Our largest customer for the communities hammocks business is an internet vendor called Hayneedle.  They run the top search ranked site hammocks.com (a domain we of course wish we had had the foresight to purchase 20 years ago).  While i was on vacation they sent us a notice saying they were opening a secondary internet vendor sites and reselling our hammocks.  I came back from the Erie Canal with a small fire storm brewing in the community that our hammocks were on sale at Walmart.com

I wrote Hayneedle and told them they needed to be taken down and they quickly agreed (tho at this writing they are still in place).  Besides the commonly known reasons for not wanting to be associated with Walmart, terrible employee practices, predatory pricing, destruction of local retail infrastructure, capital flight, etc, we have our own reasons not to want to sell thru them.  Our hammocks business is a strange boutique outfit.  Because all the labor comes from within the community, we cant simply expand our production facilities and hire more people to make more hammocks (or tofu or additional book indexing, etc).  Because Hayneedle is such a large customer, they have negotiated very good prices with us.  These compress our margins while, because of their size, also stretch our capacity.  If they started reselling thru Walmart, we could end up not having enuf hammock to sell to our other customers are much better margins for us.  And we promise our brick and mortar stores we will not sell at big box stores which compete with them.
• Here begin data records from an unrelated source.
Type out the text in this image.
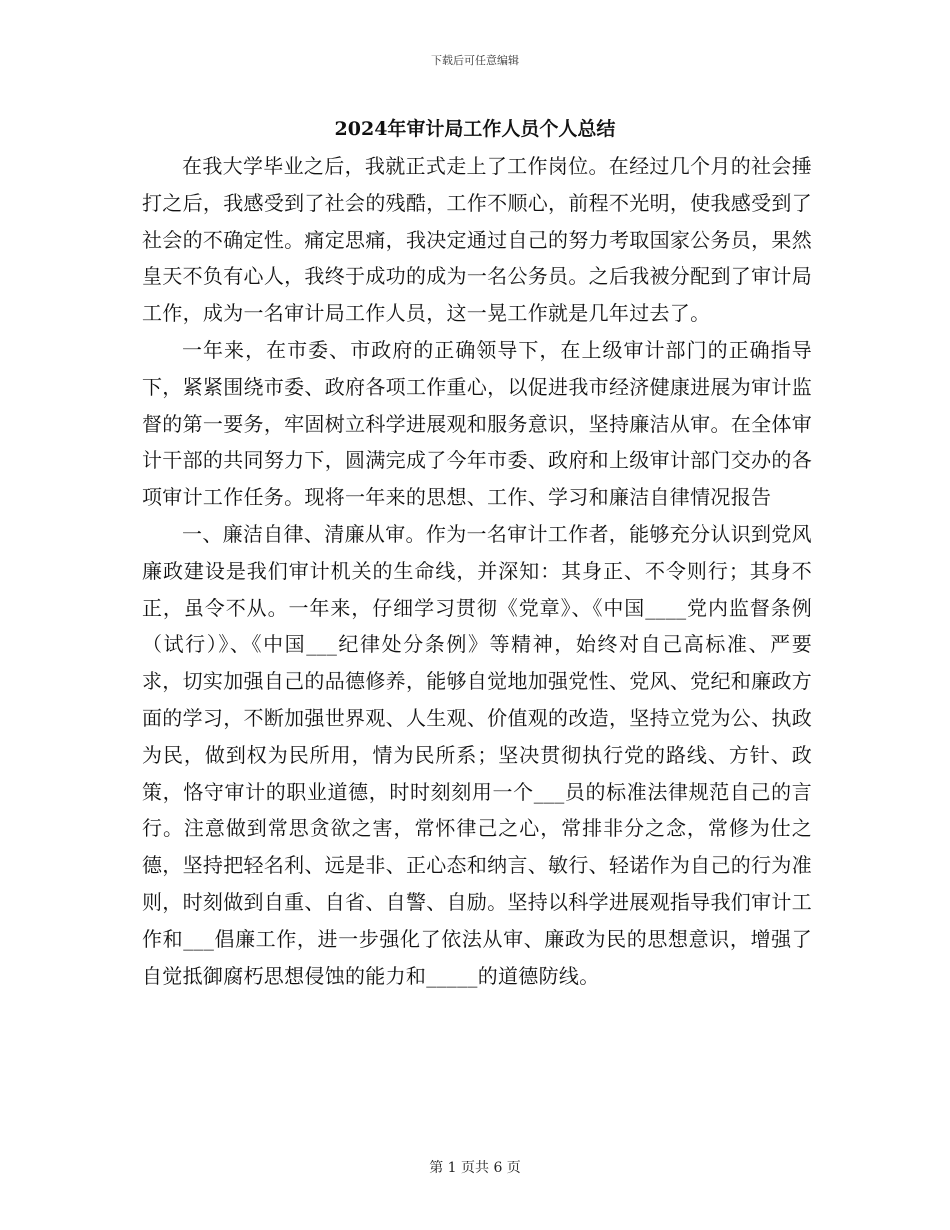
下载后可任意编辑
2024年审计局工作人员个人总结

在我大学毕业之后，我就正式走上了工作岗位。在经过几个月的社会捶打之后，我感受到了社会的残酷，工作不顺心，前程不光明，使我感受到了社会的不确定性。痛定思痛，我决定通过自己的努力考取国家公务员，果然皇天不负有心人，我终于成功的成为一名公务员。之后我被分配到了审计局工作，成为一名审计局工作人员，这一晃工作就是几年过去了。

一年来，在市委、市政府的正确领导下，在上级审计部门的正确指导下，紧紧围绕市委、政府各项工作重心，以促进我市经济健康进展为审计监督的第一要务，牢固树立科学进展观和服务意识，坚持廉洁从审。在全体审计干部的共同努力下，圆满完成了今年市委、政府和上级审计部门交办的各项审计工作任务。现将一年来的思想、工作、学习和廉洁自律情况报告

一、廉洁自律、清廉从审。作为一名审计工作者，能够充分认识到党风廉政建设是我们审计机关的生命线，并深知：其身正、不令则行；其身不正，虽令不从。一年来，仔细学习贯彻《党章》、《中国____党内监督条例（试行）》、《中国___纪律处分条例》等精神，始终对自己高标准、严要求，切实加强自己的品德修养，能够自觉地加强党性、党风、党纪和廉政方面的学习，不断加强世界观、人生观、价值观的改造，坚持立党为公、执政为民，做到权为民所用，情为民所系；坚决贯彻执行党的路线、方针、政策，恪守审计的职业道德，时时刻刻用一个___员的标准法律规范自己的言行。注意做到常思贪欲之害，常怀律己之心，常排非分之念，常修为仕之德，坚持把轻名利、远是非、正心态和纳言、敏行、轻诺作为自己的行为准则，时刻做到自重、自省、自警、自励。坚持以科学进展观指导我们审计工作和___倡廉工作，进一步强化了依法从审、廉政为民的思想意识，增强了自觉抵御腐朽思想侵蚀的能力和_____的道德防线。

第 1 页共 6 页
More tricky is the Candy Cane hammock we developed for the recent trade show.  We wanted new offerings for the show, we have miles of surplus red rope from a previous management purchasing error and a thin red and white stripped hammock with a navy blue pillow look something like a flag.  So we decided we would pitch it.  We told the community about it and a couple of people complained on our O&I board (our internal communication center) but no one challenged the decision (through our override process) and it seemed like there was not much upset about it.

A month after the show my friend Red came to my quite upset about the flag hammock.  Here again the politics are clear, the US is responsible for 3 wars currently, from that guy who got the Nobel Peace Prize (tho he inherited 1.5 of them).  Why would our progressive commune profiteer from patriotism.  I had never been excited about the flag hammock, but others were and there did not seem to be community objection when we brought it up, so i let it go.  It was in fact my choice (as marketing manager) to stop it or let it happen.  As if the fates wanted this to be a bigger questions, immediately after Red left me upset with my answers about the flag hammock, a buyer from a high end chain we had met at the show called and said they were interested in featuring our flag hammock in their spring catalog and this would mean hundreds of hammocks.
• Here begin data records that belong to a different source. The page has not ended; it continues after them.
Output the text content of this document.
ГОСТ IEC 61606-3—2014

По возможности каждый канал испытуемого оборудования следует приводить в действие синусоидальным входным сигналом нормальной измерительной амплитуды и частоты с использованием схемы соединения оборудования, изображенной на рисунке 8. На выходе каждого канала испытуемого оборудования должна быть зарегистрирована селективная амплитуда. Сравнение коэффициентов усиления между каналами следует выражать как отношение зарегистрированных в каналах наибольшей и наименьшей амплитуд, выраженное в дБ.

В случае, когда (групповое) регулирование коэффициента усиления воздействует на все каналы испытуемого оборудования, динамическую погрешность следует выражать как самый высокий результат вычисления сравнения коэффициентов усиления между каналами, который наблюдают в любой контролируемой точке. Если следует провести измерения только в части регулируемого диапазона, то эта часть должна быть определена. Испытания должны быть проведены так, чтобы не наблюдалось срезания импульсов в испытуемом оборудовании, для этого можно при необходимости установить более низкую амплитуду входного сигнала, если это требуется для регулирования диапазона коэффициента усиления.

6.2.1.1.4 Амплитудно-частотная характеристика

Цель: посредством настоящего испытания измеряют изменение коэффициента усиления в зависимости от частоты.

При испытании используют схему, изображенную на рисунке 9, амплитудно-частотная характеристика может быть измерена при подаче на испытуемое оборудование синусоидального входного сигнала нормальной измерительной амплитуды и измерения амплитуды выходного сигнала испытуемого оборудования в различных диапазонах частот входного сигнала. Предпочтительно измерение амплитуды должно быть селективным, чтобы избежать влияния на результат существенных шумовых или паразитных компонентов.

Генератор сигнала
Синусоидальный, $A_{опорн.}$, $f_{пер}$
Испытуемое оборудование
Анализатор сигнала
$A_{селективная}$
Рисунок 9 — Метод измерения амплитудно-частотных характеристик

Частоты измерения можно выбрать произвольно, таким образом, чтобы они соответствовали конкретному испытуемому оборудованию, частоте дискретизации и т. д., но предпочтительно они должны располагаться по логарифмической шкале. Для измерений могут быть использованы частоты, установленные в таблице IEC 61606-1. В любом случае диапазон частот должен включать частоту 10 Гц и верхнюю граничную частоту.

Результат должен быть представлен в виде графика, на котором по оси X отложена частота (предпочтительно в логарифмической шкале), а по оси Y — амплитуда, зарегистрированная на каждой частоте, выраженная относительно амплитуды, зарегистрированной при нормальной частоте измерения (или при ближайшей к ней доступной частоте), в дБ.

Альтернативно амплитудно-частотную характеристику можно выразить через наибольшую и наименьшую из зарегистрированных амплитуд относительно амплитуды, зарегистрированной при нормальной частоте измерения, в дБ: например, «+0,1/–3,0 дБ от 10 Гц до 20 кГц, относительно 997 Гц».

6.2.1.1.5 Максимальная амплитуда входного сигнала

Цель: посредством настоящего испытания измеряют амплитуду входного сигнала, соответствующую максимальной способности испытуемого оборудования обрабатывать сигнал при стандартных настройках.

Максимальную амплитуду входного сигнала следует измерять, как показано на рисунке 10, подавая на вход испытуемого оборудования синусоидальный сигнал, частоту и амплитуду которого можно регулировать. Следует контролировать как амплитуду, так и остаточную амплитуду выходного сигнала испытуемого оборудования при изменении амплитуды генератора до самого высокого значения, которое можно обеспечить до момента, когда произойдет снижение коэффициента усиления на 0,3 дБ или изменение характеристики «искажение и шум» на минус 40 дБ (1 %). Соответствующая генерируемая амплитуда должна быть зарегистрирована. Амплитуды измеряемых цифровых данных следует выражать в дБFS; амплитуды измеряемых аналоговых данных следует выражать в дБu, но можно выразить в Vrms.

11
It is one thing to roll of a few handfuls of candy cane hammocks, it is something totally different to have hundreds of flag hammocks comin ut of our show.  I could easily imagine a worker walk out (which is of course super easy at Twin Oaks, because it is all volunteer work).  We have already been joking about Occupy Twin Oaks (demands of early seconds at the steam table line have been considered).  Without more active community approval this could easily go badly.

The problem is we have a broken decision making model. It is a testament to what is great about Twin Oaks, that it survives, even thrives with this failed decision system.  When Twin Oaks was founded we thought collectively we could do better than voting, but the feminists had not polished the consensus technique they had borrowed from the Quakers, so we did not believe we could get unanimous agreement.  So we settled for something in the middle, where we worked problems until we had a dynamic super majority of people in favor of a solution.
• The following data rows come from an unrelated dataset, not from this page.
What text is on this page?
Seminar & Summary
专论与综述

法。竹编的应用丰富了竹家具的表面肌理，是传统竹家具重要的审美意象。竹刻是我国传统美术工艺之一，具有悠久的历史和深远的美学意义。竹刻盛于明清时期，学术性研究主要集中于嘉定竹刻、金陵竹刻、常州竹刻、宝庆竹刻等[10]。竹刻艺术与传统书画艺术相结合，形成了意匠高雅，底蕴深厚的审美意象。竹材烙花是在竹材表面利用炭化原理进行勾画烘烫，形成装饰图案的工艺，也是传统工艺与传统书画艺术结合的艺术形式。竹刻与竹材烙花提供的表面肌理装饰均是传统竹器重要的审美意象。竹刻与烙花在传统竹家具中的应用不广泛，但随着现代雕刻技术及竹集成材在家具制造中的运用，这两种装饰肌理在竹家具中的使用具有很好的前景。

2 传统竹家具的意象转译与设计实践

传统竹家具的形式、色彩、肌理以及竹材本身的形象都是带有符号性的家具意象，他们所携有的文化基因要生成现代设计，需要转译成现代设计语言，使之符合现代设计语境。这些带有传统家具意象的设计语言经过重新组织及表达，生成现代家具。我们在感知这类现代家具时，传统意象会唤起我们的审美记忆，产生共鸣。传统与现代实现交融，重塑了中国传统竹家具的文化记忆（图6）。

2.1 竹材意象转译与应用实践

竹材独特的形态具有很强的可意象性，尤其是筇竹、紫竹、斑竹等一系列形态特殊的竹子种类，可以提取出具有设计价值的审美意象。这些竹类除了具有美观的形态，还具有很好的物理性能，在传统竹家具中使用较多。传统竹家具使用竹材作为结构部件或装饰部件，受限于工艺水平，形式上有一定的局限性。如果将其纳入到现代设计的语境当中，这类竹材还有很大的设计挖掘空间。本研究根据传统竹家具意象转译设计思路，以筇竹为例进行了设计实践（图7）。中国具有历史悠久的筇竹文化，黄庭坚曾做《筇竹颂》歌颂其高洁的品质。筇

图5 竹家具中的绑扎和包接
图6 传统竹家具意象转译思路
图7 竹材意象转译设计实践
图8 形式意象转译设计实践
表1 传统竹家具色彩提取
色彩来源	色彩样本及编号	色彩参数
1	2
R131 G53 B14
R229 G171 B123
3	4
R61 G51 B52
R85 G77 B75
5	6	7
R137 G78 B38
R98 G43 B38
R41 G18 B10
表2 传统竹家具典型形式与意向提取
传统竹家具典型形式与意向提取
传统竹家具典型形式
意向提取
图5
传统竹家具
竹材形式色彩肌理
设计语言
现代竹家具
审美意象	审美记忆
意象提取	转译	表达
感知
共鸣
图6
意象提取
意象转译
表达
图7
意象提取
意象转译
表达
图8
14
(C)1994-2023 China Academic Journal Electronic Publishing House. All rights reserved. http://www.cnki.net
Sounds clever, no?  It’s isn’t.  There are a myriad of problems with this approach, the very first of which is that you often dont know when your process is complete.  What if 4 people are strongly against the notion of flag hammocks and many more think it is a good idea, then if we are unable to come up with a compromise that works between the majority and this handful of people, then we are, sometimes, stuck.  Because the super majority is flexible, it means a small minority of highly vocal individuals can force the status quo rather than permitting the change they dont want.  And then it starts getting really complicated, because how seriously this minority gets taken depends in part on who the people are, how long they have contributed to the community and their general respectability.  None of these are quantified of course, but they definitely matter.

In the case of the flag hammock, i am almost certain we will shoot the idea down.  In part because some people are honstly quite upset about it (which i understand), but more importantly, the flag had no defenders in the community.  Very few people will step up and say “this is a good idea, it solves several of our problems. {surplus red rope, he desire to make woven hx, increases our silly low $/hour, and the market seems to like them).  But none of this matters, it is easy to say “no” to the flag, so we quite likely will.